An NFT trader was devastated Friday to discover that a CryptoPunk he purchased for 77 Ethereum went up in smoke after he accidentally sent the pricy piece of digital art to a burn address.
Burn addresses, which are digital wallets that don’t have a private key, are one-way gateways that can only receive assets like cryptocurrencies and NFTs. As a result, the NFT was permanently removed from circulation, preventing it from ever being traded or owned again.
Brandon Riley, who purchased CryptoPunk #685 two weeks ago, said he made an error when attempting to wrap the NFT to take a loan against it on Twitter. He told Decrypt he planned on posting CryptoPunk #685 to NFTfi.com, where he could earn a yield of around 7% per year.
CryptoPunk #685 was worth approximately $129,000 in Ethereum when it was acquired by Riley, according to the Ethereum block explorer Etherscan.
Originally created in 2017, CryptoPunks is widely viewed as a “blue chip” collection, on par with the likes of Yuga Labs’ Bored Ape Yacht Club. With a market capitalization of over $1 billion, the cheapest CryptoPunk is worth just over $109,000, according to NFT Price Floor.
However, CryptoPunks were created before ERC-721 was established as a token standard for NFTs, making them incompatible with some marketplaces and applications designed for decentralized finance—such as NFTfi.com.
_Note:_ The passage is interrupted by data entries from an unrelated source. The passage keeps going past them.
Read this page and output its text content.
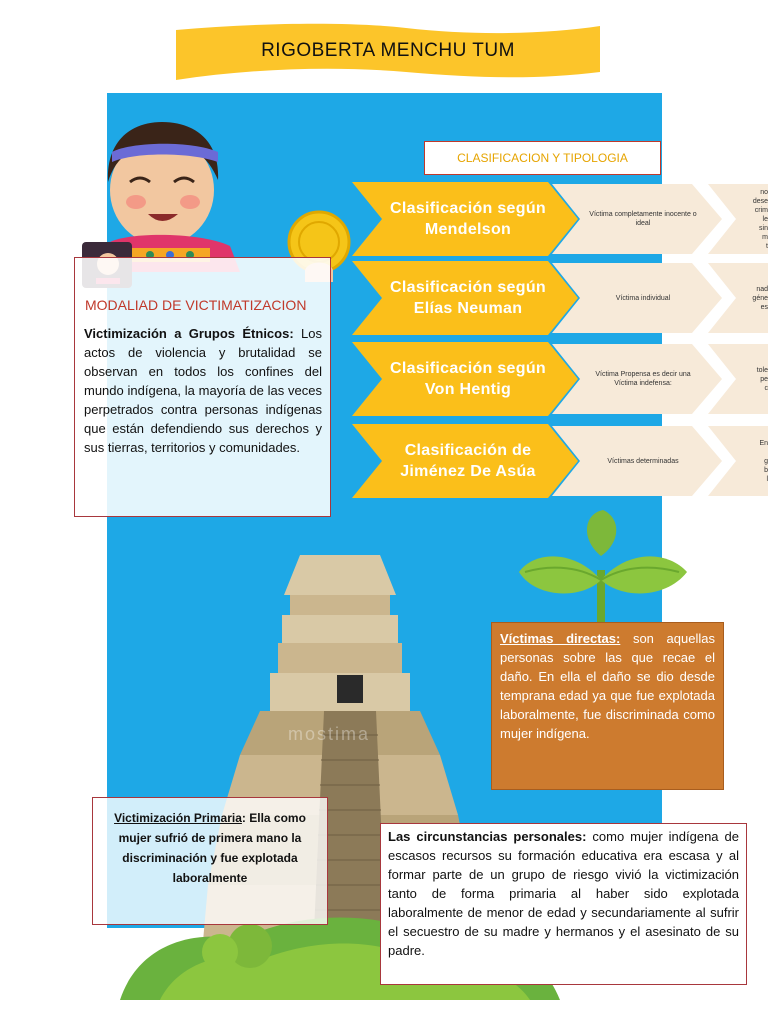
RIGOBERTA MENCHU TUM
MODALIAD DE VICTIMATIZACION
Victimización a Grupos Étnicos: Los actos de violencia y brutalidad se observan en todos los confines del mundo indígena, la mayoría de las veces perpetrados contra personas indígenas que están defendiendo sus derechos y sus tierras, territorios y comunidades.
CLASIFICACION Y TIPOLOGIA
Clasificación según Mendelson
Víctima completamente inocente o ideal
no
dese
crim
le
sin
m
t
Clasificación según Elías Neuman
Víctima individual
nad
géne
es
Clasificación según Von Hentig
Víctima Propensa es decir una Víctima indefensa:
tole
pe
c
Clasificación de Jiménez De Asúa
Víctimas determinadas
En

g
b
l
mostima
Víctimas directas: son aquellas personas sobre las que recae el daño. En ella el daño se dio desde temprana edad ya que fue explotada laboralmente, fue discriminada como mujer indígena.
Victimización Primaria: Ella como mujer sufrió de primera mano la discriminación y fue explotada laboralmente
Las circunstancias personales: como mujer indígena de escasos recursos su formación educativa era escasa y al formar parte de un grupo de riesgo vivió la victimización tanto de forma primaria al haber sido explotada laboralmente de menor de edad y secundariamente al sufrir el secuestro de su madre y hermanos y el asesinato de su padre.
Using a guide he found online, Riley tried to wrap his punk as an ERC-721 token, creating a new digital token that proved he owned CryptoPunk #685 but would be compatible with NFTfi.com. But by inputting the wrong address, CryptoPunk #685 is now forever gone.
Riley’s unfavorable situation is indicative of issues that many face in the digital assets industry due to the often complex and irreversible nature of transactions. And because there are no financial intermediaries involved, there’s nothing Riley can do to get his lost CryptoPunk back, which he described as “both the beauty and the curse of self-custody.”
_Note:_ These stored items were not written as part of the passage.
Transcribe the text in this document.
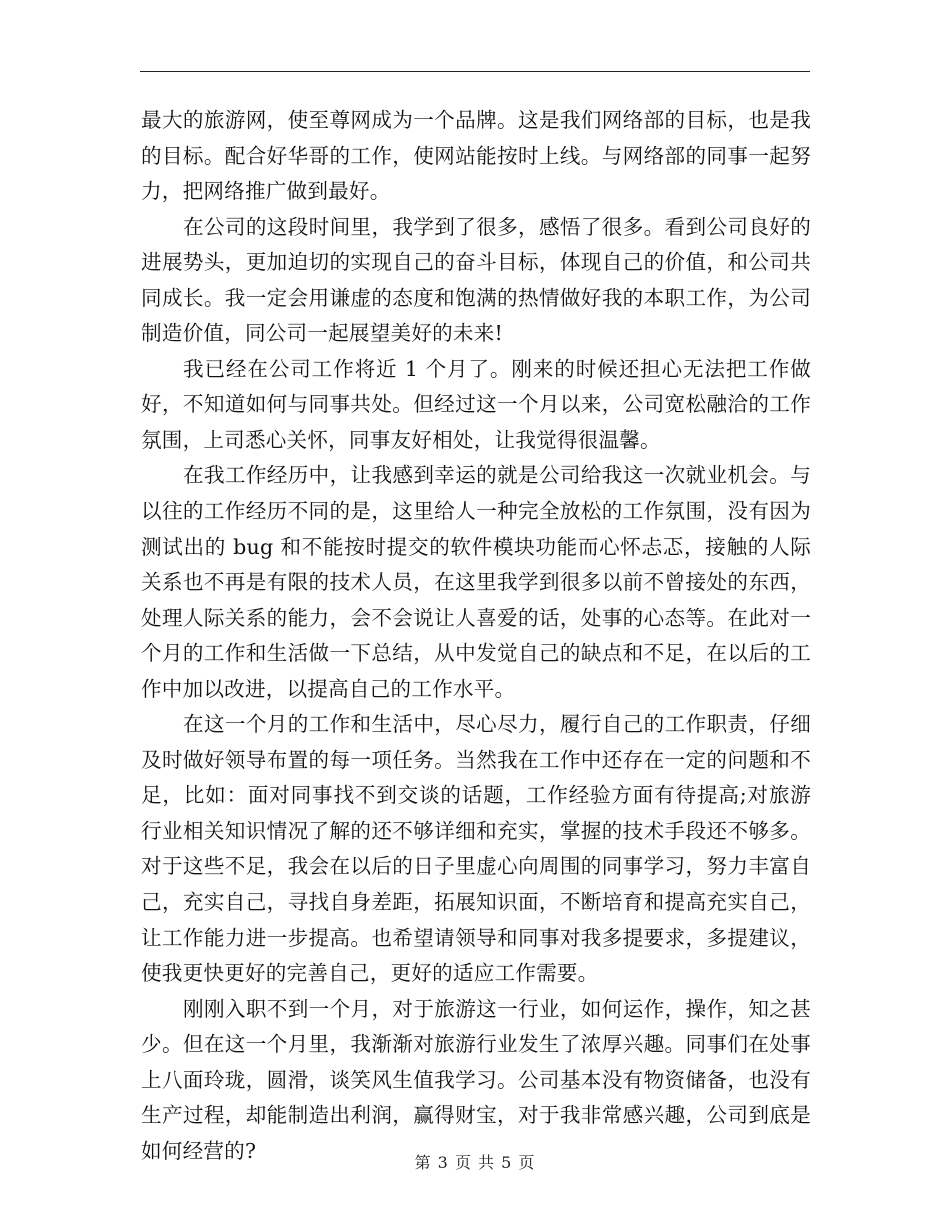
最大的旅游网，使至尊网成为一个品牌。这是我们网络部的目标，也是我的目标。配合好华哥的工作，使网站能按时上线。与网络部的同事一起努力，把网络推广做到最好。

在公司的这段时间里，我学到了很多，感悟了很多。看到公司良好的进展势头，更加迫切的实现自己的奋斗目标，体现自己的价值，和公司共同成长。我一定会用谦虚的态度和饱满的热情做好我的本职工作，为公司制造价值，同公司一起展望美好的未来!

我已经在公司工作将近 1 个月了。刚来的时候还担心无法把工作做好，不知道如何与同事共处。但经过这一个月以来，公司宽松融洽的工作氛围，上司悉心关怀，同事友好相处，让我觉得很温馨。

在我工作经历中，让我感到幸运的就是公司给我这一次就业机会。与以往的工作经历不同的是，这里给人一种完全放松的工作氛围，没有因为测试出的 bug 和不能按时提交的软件模块功能而心怀忐忑，接触的人际关系也不再是有限的技术人员，在这里我学到很多以前不曾接处的东西，处理人际关系的能力，会不会说让人喜爱的话，处事的心态等。在此对一个月的工作和生活做一下总结，从中发觉自己的缺点和不足，在以后的工作中加以改进，以提高自己的工作水平。

在这一个月的工作和生活中，尽心尽力，履行自己的工作职责，仔细及时做好领导布置的每一项任务。当然我在工作中还存在一定的问题和不足，比如：面对同事找不到交谈的话题，工作经验方面有待提高;对旅游行业相关知识情况了解的还不够详细和充实，掌握的技术手段还不够多。对于这些不足，我会在以后的日子里虚心向周围的同事学习，努力丰富自己，充实自己，寻找自身差距，拓展知识面，不断培育和提高充实自己，让工作能力进一步提高。也希望请领导和同事对我多提要求，多提建议，使我更快更好的完善自己，更好的适应工作需要。

刚刚入职不到一个月，对于旅游这一行业，如何运作，操作，知之甚少。但在这一个月里，我渐渐对旅游行业发生了浓厚兴趣。同事们在处事上八面玲珑，圆滑，谈笑风生值我学习。公司基本没有物资储备，也没有生产过程，却能制造出利润，赢得财宝，对于我非常感兴趣，公司到底是如何经营的?	第 3 页 共 5 页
One Twitter user named NFToga pointed out that the guide used by Riley has since been updated, including language that specifically warns people not to send CryptoPunks to wallets formatted as burn addresses.
Asking for some form of a reprieve, Riley asked Yuga Labs—which purchased the IP to CryptoPunks from Larva Labs last year—if he could buy the v1 version of CryptoPunk #685. CryptoPunks v2 was released after a bug was found in the original collection’s smart contract.
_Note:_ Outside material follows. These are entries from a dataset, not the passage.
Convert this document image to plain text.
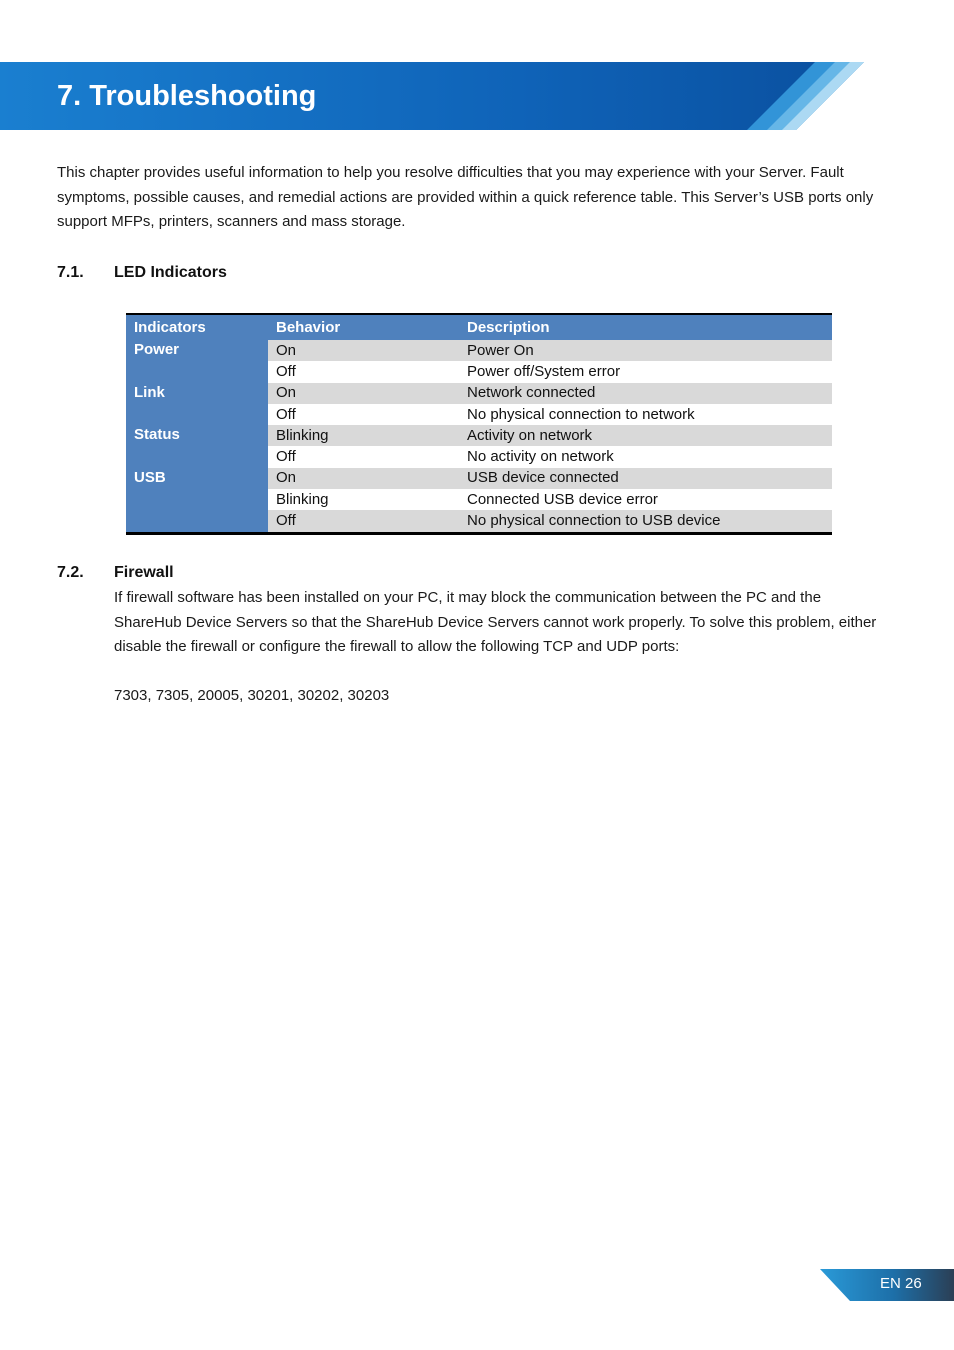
7. Troubleshooting

This chapter provides useful information to help you resolve difficulties that you may experience with your Server. Fault symptoms, possible causes, and remedial actions are provided within a quick reference table. This Server’s USB ports only support MFPs, printers, scanners and mass storage.

7.1. LED Indicators
Indicators	Behavior	Description
Power	On	Power On
	Off	Power off/System error
Link	On	Network connected
	Off	No physical connection to network
Status	Blinking	Activity on network
	Off	No activity on network
USB	On	USB device connected
	Blinking	Connected USB device error
	Off	No physical connection to USB device
7.2. Firewall

If firewall software has been installed on your PC, it may block the communication between the PC and the ShareHub Device Servers so that the ShareHub Device Servers cannot work properly. To solve this problem, either disable the firewall or configure the firewall to allow the following TCP and UDP ports:

7303, 7305, 20005, 30201, 30202, 30203

EN 26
Riley said that he has not yet from Yuga Labs after tagging them in his posts on Twitter, and Yuga Labs did not immediately respond to requests for comment from Decrypt.
Sometimes, NFTs aren’t burned by accident, but rather as a way of making a statement. Last month, Jason Williams burned BAYC # 1626—worth $169,000 at the time—to symbolically shift the asset’s underlying network from Ethereum to Bitcoin in the form of an Inscription made through Ordinals.